KEY POINTS:
Business confidence improved last month, as the New Zealand dollar fell and commodity prices continued to climb.
The National Bank's Business Outlook survey found pessimists outnumbering optimists - by over three to one - about general business conditions in a year's time. But the net 34 per cent expecting worse times was an improvement from 39 per cent in July.
Firms' views of their own prospects improved as well.
A net 17 per cent expect their own activity to increase over the year ahead, up from a net 12 per cent in July and the highest reading since April.
Their profit and export expectations, and investment intentions, also improved marginally.

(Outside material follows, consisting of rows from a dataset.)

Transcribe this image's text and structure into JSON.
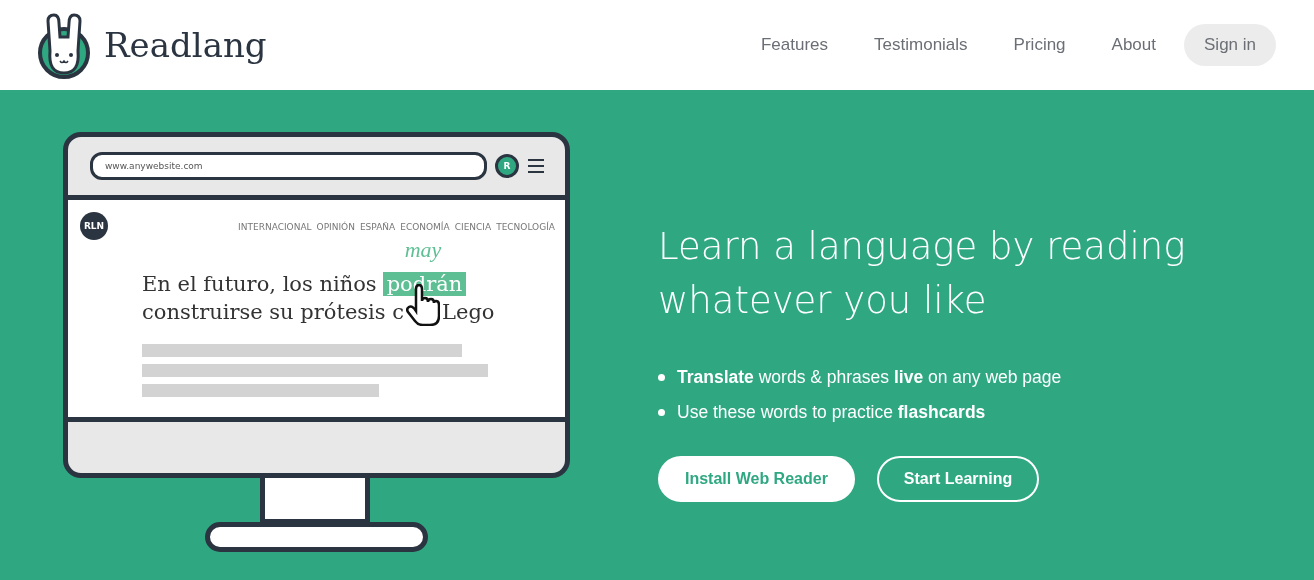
{
  "header": {
    "brand": "Readlang",
    "nav": [
      "Features",
      "Testimonials",
      "Pricing",
      "About"
    ],
    "sign_in": "Sign in"
  },
  "illustration": {
    "url": "www.anywebsite.com",
    "avatar": "R",
    "site_logo": "RLN",
    "sections": [
      "INTERNACIONAL",
      "OPINIÓN",
      "ESPAÑA",
      "ECONOMÍA",
      "CIENCIA",
      "TECNOLOGÍA"
    ],
    "translation": "may",
    "headline_start": "En el futuro, los niños",
    "highlight": "podrán",
    "headline_line2": "construirse su prótesis c",
    "headline_end": "Lego"
  },
  "hero": {
    "title": "Learn a language by reading whatever you like",
    "bullets": [
      "**Translate** words & phrases **live** on any web page",
      "Use these words to practice **flashcards**"
    ],
    "buttons": [
      {
        "label": "Install Web Reader",
        "kind": "solid"
      },
      {
        "label": "Start Learning",
        "kind": "outline"
      }
    ]
  }
}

Employment intentions were unchanged.
The proportion of firms planning to increase their prices over the next three months rose from a net 28 in July to 31 per cent.
The survey pointed to economic growth of around 2 per cent over the coming year and inflation remaining in the uppermost quarter of the Reserve Bank's 1 to 3 per cent band, the bank's chief economist, Cameron Bagrie, said.
Bagrie was surprised at respondents' resilience, in light of the turmoil in global financial markets. The survey responses came in during the first half of the month.
Next month's survey would capture the fallout from the finance company collapses.
"Risk is now being repriced as the global credit cycle turns and the global economy transitions from a period of exceptional appetites for risk to a more normal environment," Bagrie said.